Dolayısıyla TÜFE ekonominin ne ölçüde ısındığını ölçmekte yetersizdir. Başka ölçüler gerekir. Ben kira artışını severim. Merkez Bankası TÜİK’in bu amaçla geliştirdiği ÖKTG-I göstergesini tercih ediyor. “Çekirdek enflasyon” diyebiliriz.
Kira artışı 2007 yazına kadar TÜFE’nin iki katı idi. 2010 sonunda yüzde 4’le dibe vurdu. Bu yıl yükselişe geçti. Haziran’da yıllık artışı yüzde 4.4 oldu. ÖKTG-I yıllık artışı sonbaharda yüzde 2.5’e inmişti. Sonra başını kaldırdı. Haziranda yüzde 5.3’e yükseldi.
Ekonomide ısınma var mı? Güçlü iç talep ve hızlı büyümenin fiyat davranışlarını etkilemeye başladığı açıktır.
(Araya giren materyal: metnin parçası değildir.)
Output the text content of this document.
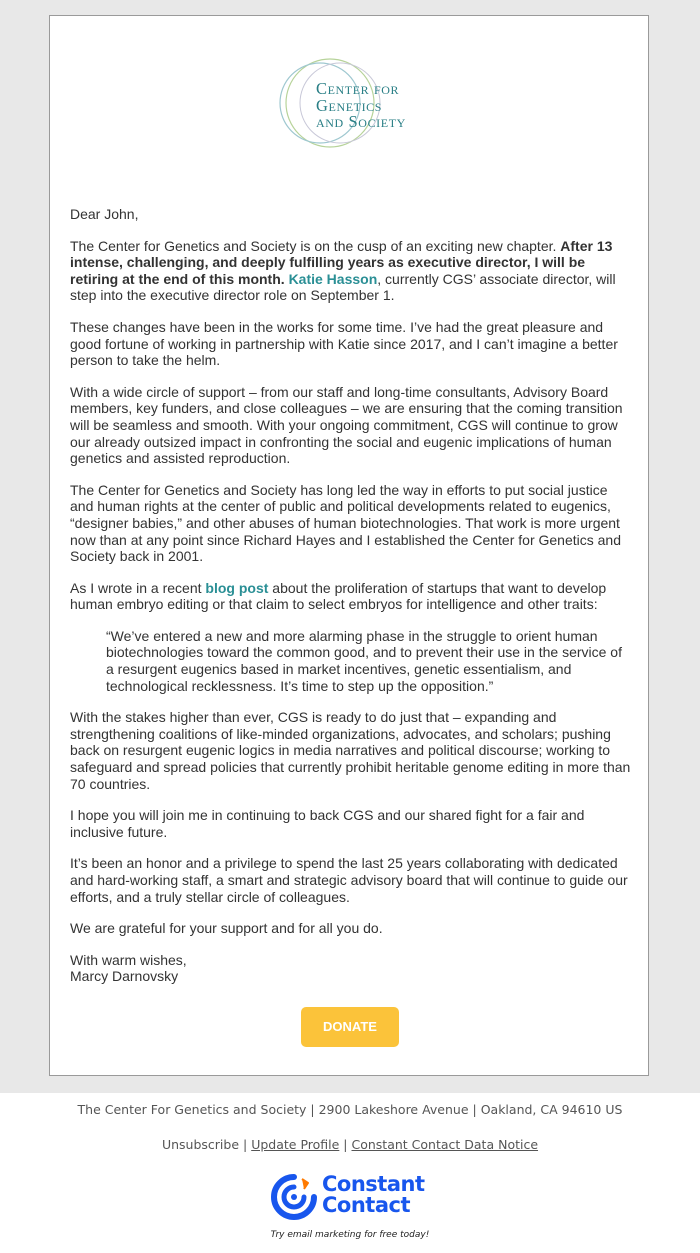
Center for
Genetics
and Society

Dear John,

The Center for Genetics and Society is on the cusp of an exciting new chapter. After 13 intense, challenging, and deeply fulfilling years as executive director, I will be retiring at the end of this month. Katie Hasson, currently CGS’ associate director, will step into the executive director role on September 1.

These changes have been in the works for some time. I’ve had the great pleasure and good fortune of working in partnership with Katie since 2017, and I can’t imagine a better person to take the helm.

With a wide circle of support – from our staff and long-time consultants, Advisory Board members, key funders, and close colleagues – we are ensuring that the coming transition will be seamless and smooth. With your ongoing commitment, CGS will continue to grow our already outsized impact in confronting the social and eugenic implications of human genetics and assisted reproduction.

The Center for Genetics and Society has long led the way in efforts to put social justice and human rights at the center of public and political developments related to eugenics, “designer babies,” and other abuses of human biotechnologies. That work is more urgent now than at any point since Richard Hayes and I established the Center for Genetics and Society back in 2001.

As I wrote in a recent blog post about the proliferation of startups that want to develop human embryo editing or that claim to select embryos for intelligence and other traits:

“We’ve entered a new and more alarming phase in the struggle to orient human biotechnologies toward the common good, and to prevent their use in the service of a resurgent eugenics based in market incentives, genetic essentialism, and technological recklessness. It’s time to step up the opposition.”

With the stakes higher than ever, CGS is ready to do just that – expanding and strengthening coalitions of like-minded organizations, advocates, and scholars; pushing back on resurgent eugenic logics in media narratives and political discourse; working to safeguard and spread policies that currently prohibit heritable genome editing in more than 70 countries.

I hope you will join me in continuing to back CGS and our shared fight for a fair and inclusive future.

It’s been an honor and a privilege to spend the last 25 years collaborating with dedicated and hard-working staff, a smart and strategic advisory board that will continue to guide our efforts, and a truly stellar circle of colleagues.

We are grateful for your support and for all you do.

With warm wishes,
Marcy Darnovsky

DONATE
The Center For Genetics and Society | 2900 Lakeshore Avenue | Oakland, CA 94610 US
Unsubscribe | Update Profile | Constant Contact Data Notice
Constant
Contact
Try email marketing for free today!
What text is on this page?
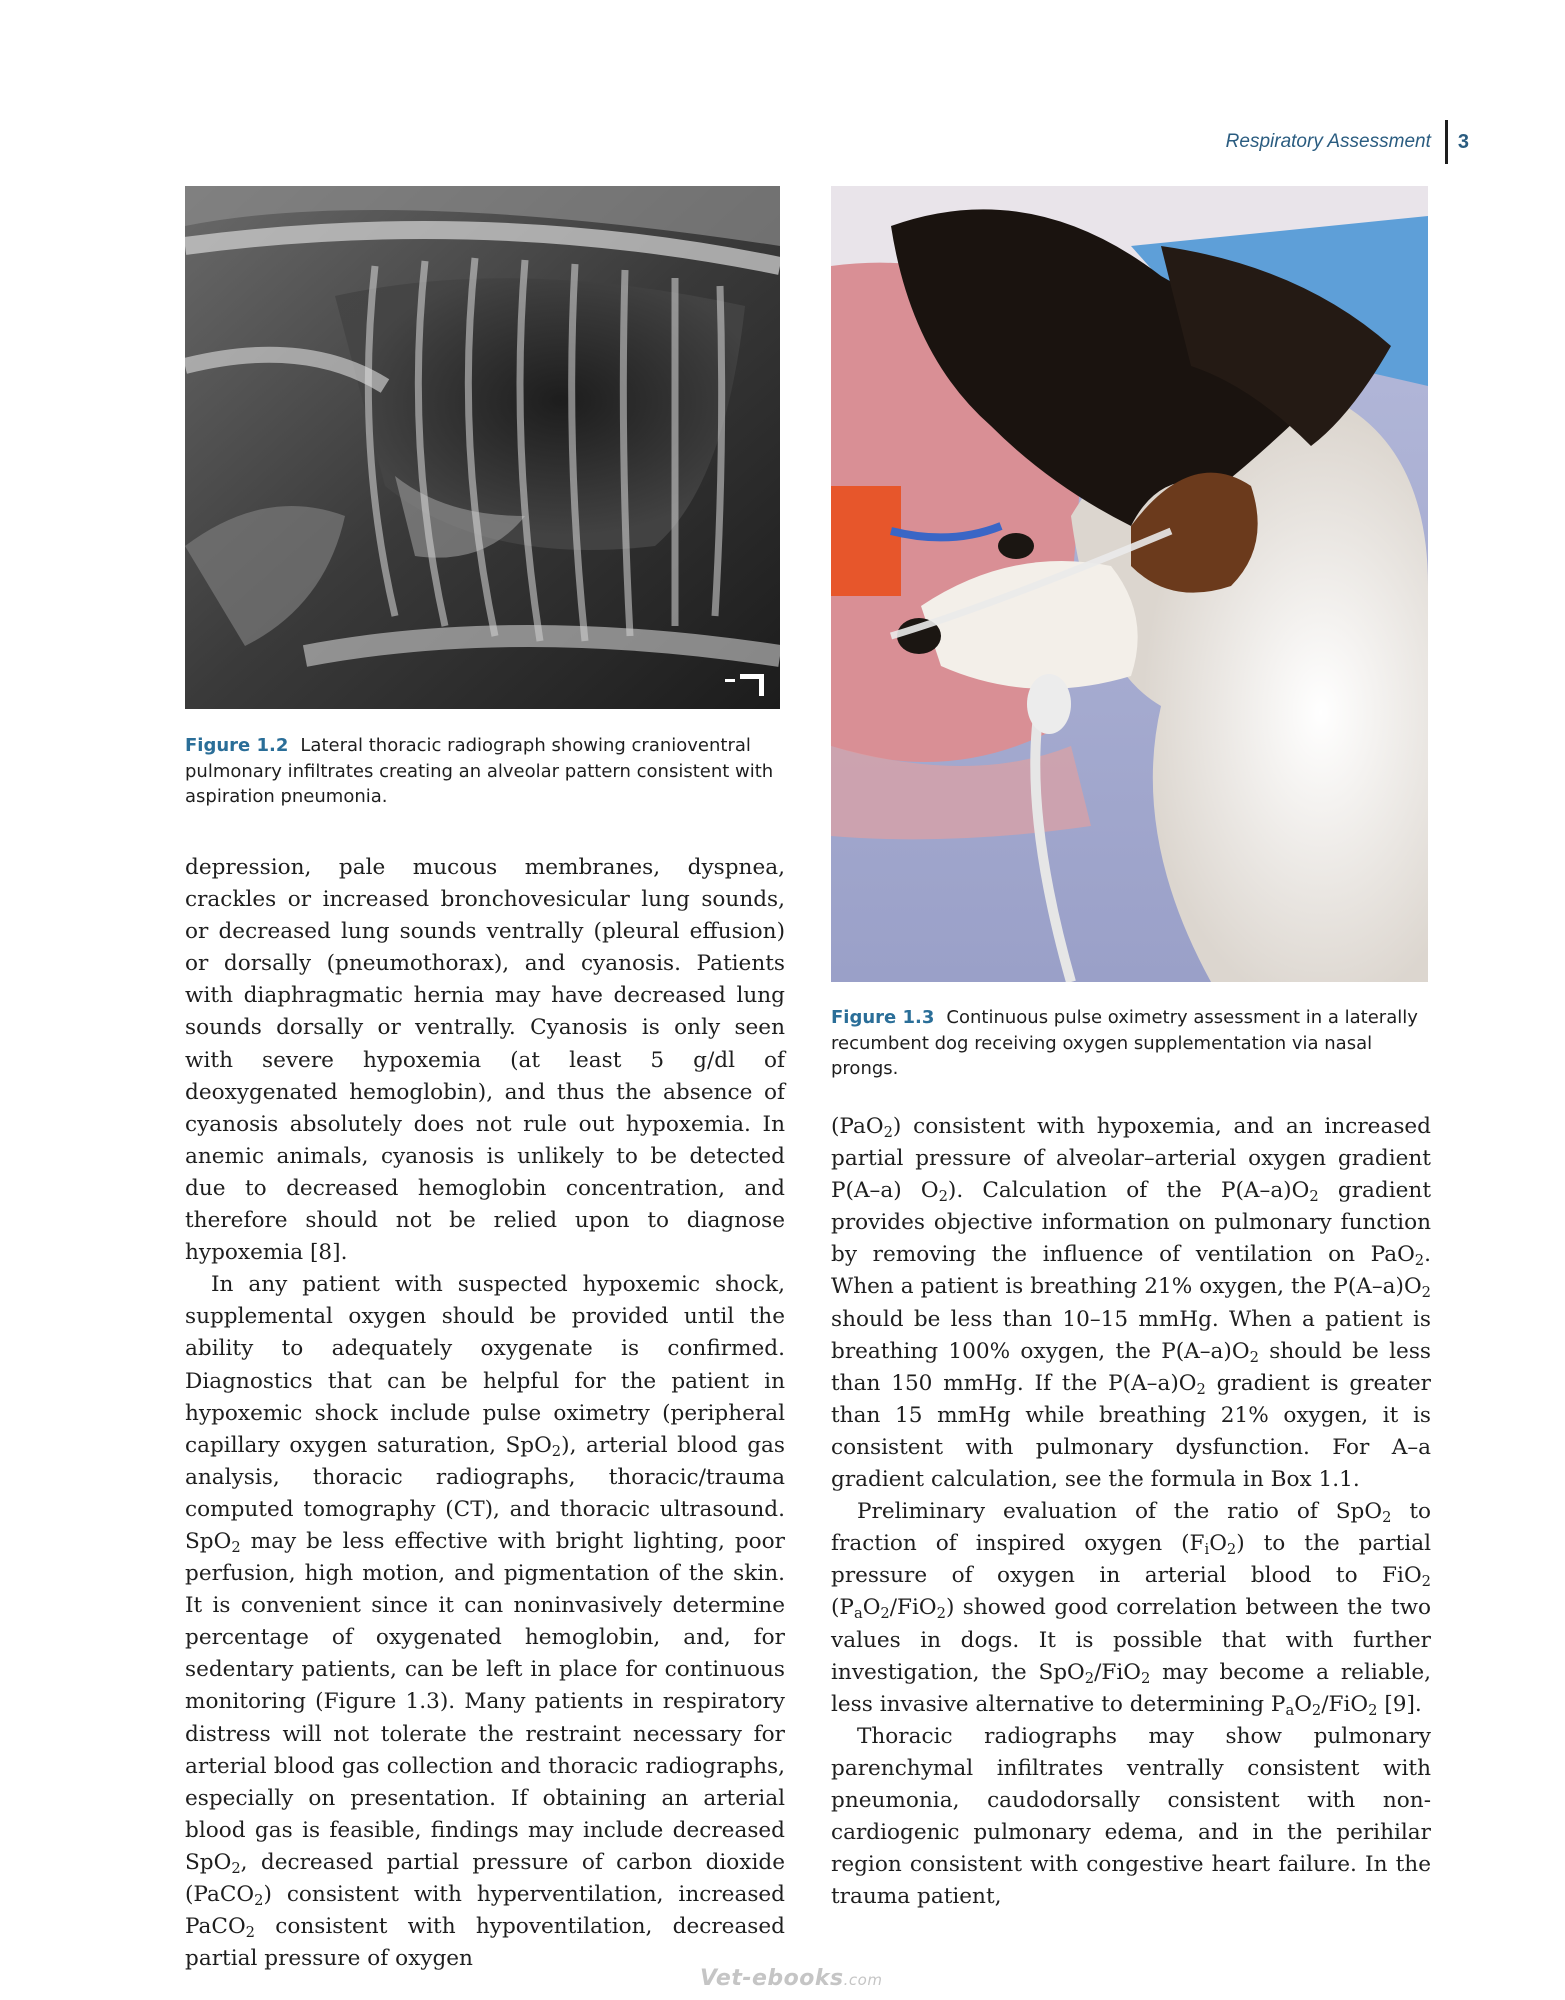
Respiratory Assessment 3
Figure 1.2 Lateral thoracic radiograph showing cranioventral pulmonary infiltrates creating an alveolar pattern consistent with aspiration pneumonia.
Figure 1.3 Continuous pulse oximetry assessment in a laterally recumbent dog receiving oxygen supplementation via nasal prongs.

depression, pale mucous membranes, dyspnea, crackles or increased bronchovesicular lung sounds, or decreased lung sounds ventrally (pleural effusion) or dorsally (pneumothorax), and cyanosis. Patients with diaphragmatic hernia may have decreased lung sounds dorsally or ventrally. Cyanosis is only seen with severe hypoxemia (at least 5 g/dl of deoxygenated hemoglobin), and thus the absence of cyanosis absolutely does not rule out hypoxemia. In anemic animals, cyanosis is unlikely to be detected due to decreased hemoglobin concentration, and therefore should not be relied upon to diagnose hypoxemia [8].

In any patient with suspected hypoxemic shock, supplemental oxygen should be provided until the ability to adequately oxygenate is confirmed. Diagnostics that can be helpful for the patient in hypoxemic shock include pulse oximetry (peripheral capillary oxygen saturation, SpO$_2$), arterial blood gas analysis, thoracic radiographs, thoracic/trauma computed tomography (CT), and thoracic ultrasound. SpO$_2$ may be less effective with bright lighting, poor perfusion, high motion, and pigmentation of the skin. It is convenient since it can noninvasively determine percentage of oxygenated hemoglobin, and, for sedentary patients, can be left in place for continuous monitoring (Figure 1.3). Many patients in respiratory distress will not tolerate the restraint necessary for arterial blood gas collection and thoracic radiographs, especially on presentation. If obtaining an arterial blood gas is feasible, findings may include decreased SpO$_2$, decreased partial pressure of carbon dioxide (PaCO$_2$) consistent with hyperventilation, increased PaCO$_2$ consistent with hypoventilation, decreased partial pressure of oxygen

(PaO$_2$) consistent with hypoxemia, and an increased partial pressure of alveolar–arterial oxygen gradient P(A–a) $O_2$). Calculation of the $P(A-a)O_2$ gradient provides objective information on pulmonary function by removing the influence of ventilation on PaO$_2$. When a patient is breathing 21% oxygen, the $P(A-a)O_2$ should be less than 10–15 mmHg. When a patient is breathing 100% oxygen, the $P(A-a)O_2$ should be less than 150 mmHg. If the $P(A-a)O_2$ gradient is greater than 15 mmHg while breathing 21% oxygen, it is consistent with pulmonary dysfunction. For A–a gradient calculation, see the formula in Box 1.1.

Preliminary evaluation of the ratio of SpO$_2$ to fraction of inspired oxygen $(F_iO_2)$ to the partial pressure of oxygen in arterial blood to FiO$_2$ $(P_aO_2/FiO_2)$ showed good correlation between the two values in dogs. It is possible that with further investigation, the SpO$_2$/FiO$_2$ may become a reliable, less invasive alternative to determining $P_aO_2/FiO_2$ [9].

Thoracic radiographs may show pulmonary parenchymal infiltrates ventrally consistent with pneumonia, caudodorsally consistent with non-cardiogenic pulmonary edema, and in the perihilar region consistent with congestive heart failure. In the trauma patient,

Vet-ebooks.com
Ancak, iki gösterge de hâlâ enflasyon hedefi ile uyumludur. En azından şimdilik hedefi ıskalama işareti taşımadığını söyleyebiliriz.
Büyüme ve enflasyon
Büyüme ile enflasyon arasında mekanik bir ilişki kuran ezberlere her fırsatta karşı çıkıyorum. Enflasyon son derece karmaşık bir sürecin sonucudur. Talebin canlılığı bu sürecin hiç şüphesiz önemli bir unsurudur. Ama tek belirleyicisi değildir.
Mart enflasyonu yayınlandıktan sonra 2010 sonrasında büyüme ve enflasyonu bir grafikte özetlemiştim. İlk çeyrek büyümesi boş kalmıştı. Grafiği ikinci çeyreğe taşıdım. TÜFE yerine ÖKTG-I artışını (çekirdek enflasyon) kullandım.
2010’un son çeyreğinde büyüme hızlanırken çekirdek enflasyon geriliyor. Ama 2011’in ilk çeyreğinde büyüme rekor kırınca çekirdek enflasyon da kıpırdıyor. Ve bu eğilim ikinci çeyrekte de sürüyor.
Enflasyondaki tırmanış korkutucu mu? Yerim bitti, bu ilginç konuya devam edeceğim.